“Are you doing hybrid or remote?” It’s the opening line for many parental conversations right now, sort of like when a waiter would ask “still or sparkling?” at a restaurant (back when we could do that).

Right now about 70% of Boston-area schools plan to bring kids back at least part-time, although who knows what will happen a month from now. Jewish schools have their own plans.

My family’s choice is due on Friday. Just like so many of us have become amateur epidemiologists, I’ve become an expert on school committee meetings. I lurk on their Zoom debates with administrators, trying to decipher what they’re saying like an amateur Angela Lansbury on “Murder, She Wrote.” Which model is pedagogically best? How many people are they trying to cram into a classroom at once? And what’s this about air filters?

Right now, we’re pretty much set on remote for my fourth-grader. (Don’t even ask me about what my 3-year-old is doing. He is enrolled in TV Academy.) But I go back and forth about 30 times a day, wondering if I’m making the right choice. Here’s what I’m thinking about:

  1. If I send him to school, will I worry that every sniffle is a sign of impending doom and disease?
  2. Can he learn properly in a classroom with tons of space and hygiene restrictions?
  3. Can teachers even teach if they’re anxious? Are we contributing to their anxiety by sending him? And who will be teaching him on hybrid off days, anyway, when his home teacher is with the second half of the alphabet?
  4. What if hybrid becomes remote in a matter of weeks, when (I’m guessing it’s a matter of when) cases spike? Why not just begin the way we’ll end?
  5. If we do opt for remote learning, am I turning him into some kind of isolated leper who won’t be able to see his friends?
  6. Can he manage to sit in front of a screen for six hours a day?
  7. Can I actually monitor him in front of a screen for six hours a day? I work!
  8. He’s dyslexic. How’s he going to get his writing services? Do I have to hire more tutors? How much will that cost? (Guess we can use all the money we saved from canceled camps….)
  9. Will a remote teacher even know him? Will they be from his home school, from our district or Zoomed in from another planet?
  10. What will make him happiest? Or, really, the least discontent?

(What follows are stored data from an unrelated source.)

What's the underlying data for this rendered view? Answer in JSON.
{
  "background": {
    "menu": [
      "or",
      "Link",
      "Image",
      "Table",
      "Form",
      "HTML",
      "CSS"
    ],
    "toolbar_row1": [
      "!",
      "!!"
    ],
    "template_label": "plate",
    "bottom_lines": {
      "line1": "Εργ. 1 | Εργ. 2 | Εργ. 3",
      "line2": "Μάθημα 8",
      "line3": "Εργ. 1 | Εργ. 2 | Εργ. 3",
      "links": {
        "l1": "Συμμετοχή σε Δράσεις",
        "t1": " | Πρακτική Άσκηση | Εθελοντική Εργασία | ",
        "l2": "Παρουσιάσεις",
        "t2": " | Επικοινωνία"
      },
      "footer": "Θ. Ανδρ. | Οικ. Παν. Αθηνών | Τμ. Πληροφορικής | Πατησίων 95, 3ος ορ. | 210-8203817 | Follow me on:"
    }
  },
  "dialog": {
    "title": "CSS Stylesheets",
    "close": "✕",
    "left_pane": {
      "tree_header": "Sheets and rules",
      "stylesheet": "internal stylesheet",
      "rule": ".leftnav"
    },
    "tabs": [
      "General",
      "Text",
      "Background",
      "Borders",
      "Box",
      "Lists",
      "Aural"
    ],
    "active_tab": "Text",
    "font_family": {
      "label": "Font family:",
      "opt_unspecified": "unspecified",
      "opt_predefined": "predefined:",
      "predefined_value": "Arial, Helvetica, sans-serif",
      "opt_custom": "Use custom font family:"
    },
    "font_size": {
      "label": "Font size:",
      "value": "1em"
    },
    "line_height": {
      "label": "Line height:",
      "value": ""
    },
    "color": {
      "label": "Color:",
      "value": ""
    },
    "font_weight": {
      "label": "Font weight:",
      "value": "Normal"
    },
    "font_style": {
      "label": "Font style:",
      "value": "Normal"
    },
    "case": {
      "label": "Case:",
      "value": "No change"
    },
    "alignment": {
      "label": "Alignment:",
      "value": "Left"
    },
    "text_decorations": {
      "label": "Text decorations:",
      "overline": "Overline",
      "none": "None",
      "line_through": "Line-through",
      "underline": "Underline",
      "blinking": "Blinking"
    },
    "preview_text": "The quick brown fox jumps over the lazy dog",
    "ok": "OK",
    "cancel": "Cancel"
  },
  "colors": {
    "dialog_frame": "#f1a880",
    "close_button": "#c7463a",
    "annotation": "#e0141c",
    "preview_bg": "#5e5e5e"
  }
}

I asked his opinion, and he’s actually pretty sanguine about the whole thing. He told me he thinks he’d be more comfortable learning at home because the classroom experience would be too strange. I agree with him, but my heart also breaks because we love our school, we love our community and we love our friends. I miss seeing people in the course of a normal day, at drop-off or after-school pickup, at school events and on the playground. All of those little moments we used to take for granted are gone now. With remote school, they’ll continue to be absent from our lives, and that’s a bleak thought.

At the same time, I can’t send him to school if he’s worried about being in the classroom and if I’m worried about his safety, even if cases are still relatively low right now. I don’t know when that will change. I’m anxious anyway, and I don’t need to throw one more variable into the mix.

To compensate, we’re enrolling him in some online classes with friends, improv from Outschool (their online learning platform is great) and fall baseball. We may even walk over to school during pickup and drop-off to say hi to friends. He can bike, masked, through the neighborhood and have outdoor playdates. We may even get a heat lamp for our backyard to keep the party going throughout the winter, if we can find one that doesn’t cost $1,000 from Home Depot.

So, for now, that’s our plan. It doesn’t feel wonderful, but it feels relatively safe and deliberate. I’d love to know how other people are thinking. Let me know! And good luck with your own surveys!